Incredibly, I’ve managed never to send anything across the internet that’s suddenly caused me to squeal in regret, break out in a sweat and rack my brains for an excuse.

I’ve never copied someone in on an email detailing the reasons why said person is an blithering idiot. Nor have I sent people pictures of myself in a gimp suit, not least because I’ve never worn one (he said hastily). But had I done either of these things, I may have resorted to that increasingly common excuse: “I’ve been hacked.”

It’s become as overused as “the dog ate my homework”, or “darling, I’ve never met this woman before”, or “we inherited this mess from New Labour” – and it’s about as believable.

Wired Magazine has a brief history of ‘I was hacked’ excuses dating back to 2005. Unfortunately, the sort of cluelessness displayed by Williams is more of the ‘rule rather than the exception’ for much of mainstream sports media:

It’s tweets like this where you can understand why some Celtics fans push back on what they see as excessive criticism of Boston as a racist city. As if Boston is not just the worst place for racism in the country, but the only place. When you have an NBA analyst for ESPN making such an absurd claim – that Udoka is the Celtics’ first person of color to be head coach, when he’s actually the sixth – “bad look” doesn’t even begin to describe the take and the fact that Williams represents the “Worldwide Leader in Sports”.

This sequence of tweets ought to be hung in the Louvre.
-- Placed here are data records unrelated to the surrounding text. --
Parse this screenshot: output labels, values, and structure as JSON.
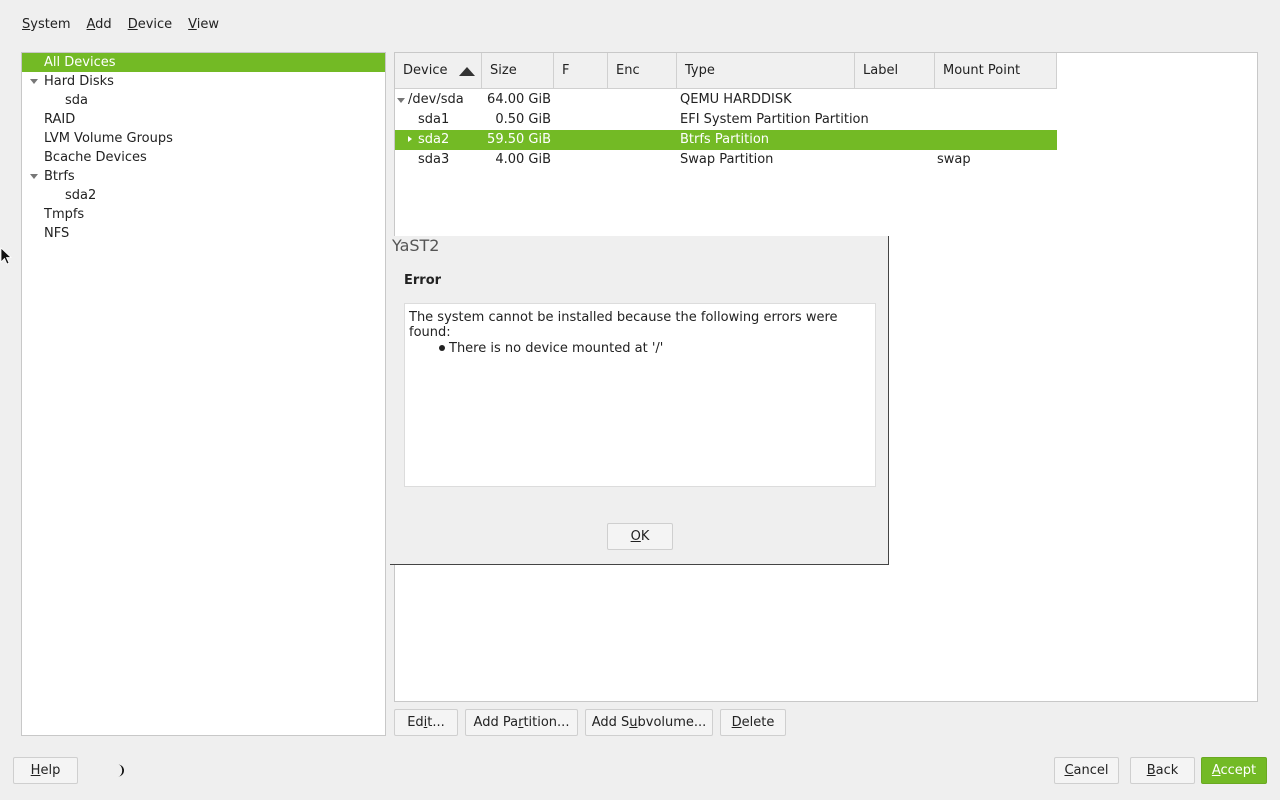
{
  "menubar": {
    "items": [
      {
        "pre": "",
        "acc": "S",
        "post": "ystem"
      },
      {
        "pre": "",
        "acc": "A",
        "post": "dd"
      },
      {
        "pre": "",
        "acc": "D",
        "post": "evice"
      },
      {
        "pre": "",
        "acc": "V",
        "post": "iew"
      }
    ]
  },
  "tree": {
    "items": [
      {
        "label": "All Devices"
      },
      {
        "label": "Hard Disks"
      },
      {
        "label": "sda"
      },
      {
        "label": "RAID"
      },
      {
        "label": "LVM Volume Groups"
      },
      {
        "label": "Bcache Devices"
      },
      {
        "label": "Btrfs"
      },
      {
        "label": "sda2"
      },
      {
        "label": "Tmpfs"
      },
      {
        "label": "NFS"
      }
    ]
  },
  "table": {
    "columns": [
      "Device",
      "Size",
      "F",
      "Enc",
      "Type",
      "Label",
      "Mount Point"
    ],
    "rows": [
      {
        "device": "/dev/sda",
        "size": "64.00 GiB",
        "f": "",
        "enc": "",
        "type": "QEMU HARDDISK",
        "label": "",
        "mount": ""
      },
      {
        "device": "sda1",
        "size": "0.50 GiB",
        "f": "",
        "enc": "",
        "type": "EFI System Partition Partition",
        "label": "",
        "mount": ""
      },
      {
        "device": "sda2",
        "size": "59.50 GiB",
        "f": "",
        "enc": "",
        "type": "Btrfs Partition",
        "label": "",
        "mount": ""
      },
      {
        "device": "sda3",
        "size": "4.00 GiB",
        "f": "",
        "enc": "",
        "type": "Swap Partition",
        "label": "",
        "mount": "swap"
      }
    ]
  },
  "dialog": {
    "title": "YaST2",
    "heading": "Error",
    "message": "The system cannot be installed because the following errors were found:",
    "bullet": "There is no device mounted at '/'",
    "ok": {
      "pre": "",
      "acc": "O",
      "post": "K"
    }
  },
  "actions": {
    "edit": {
      "pre": "Ed",
      "acc": "i",
      "post": "t..."
    },
    "add_partition": {
      "pre": "Add Pa",
      "acc": "r",
      "post": "tition..."
    },
    "add_subvolume": {
      "pre": "Add S",
      "acc": "u",
      "post": "bvolume..."
    },
    "delete": {
      "pre": "",
      "acc": "D",
      "post": "elete"
    }
  },
  "footer": {
    "help": {
      "pre": "",
      "acc": "H",
      "post": "elp"
    },
    "cancel": {
      "pre": "",
      "acc": "C",
      "post": "ancel"
    },
    "back": {
      "pre": "",
      "acc": "B",
      "post": "ack"
    },
    "accept": {
      "pre": "",
      "acc": "A",
      "post": "ccept"
    }
  },
  "colors": {
    "accent": "#73ba25",
    "background": "#efefef"
  },
  "icons": [
    "sort-ascending-icon",
    "expand-arrow-icon",
    "collapse-arrow-icon",
    "moon-icon",
    "mouse-cursor-icon"
  ]
}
Preserved in the National Registry. It’s truly a historic moment. Because thousands of people responded to Williams’ tweets, and it’s virtually impossible to find one that didn’t clown on him for his clown take. He’s continued to tweet about other NBA stuff, and the replies are still trolling him. Well-deserved. He would have been better off not even acknowledging the original tweet.

No doubt Williams has learned from this experience. My gripe is that you can’t call yourself the ‘Worldwide Leader’ when your on-air talent doesn’t have a good grasp of the sports they’re covering or at least the ability to do a quick Google search to confirm the validity of their ‘take’.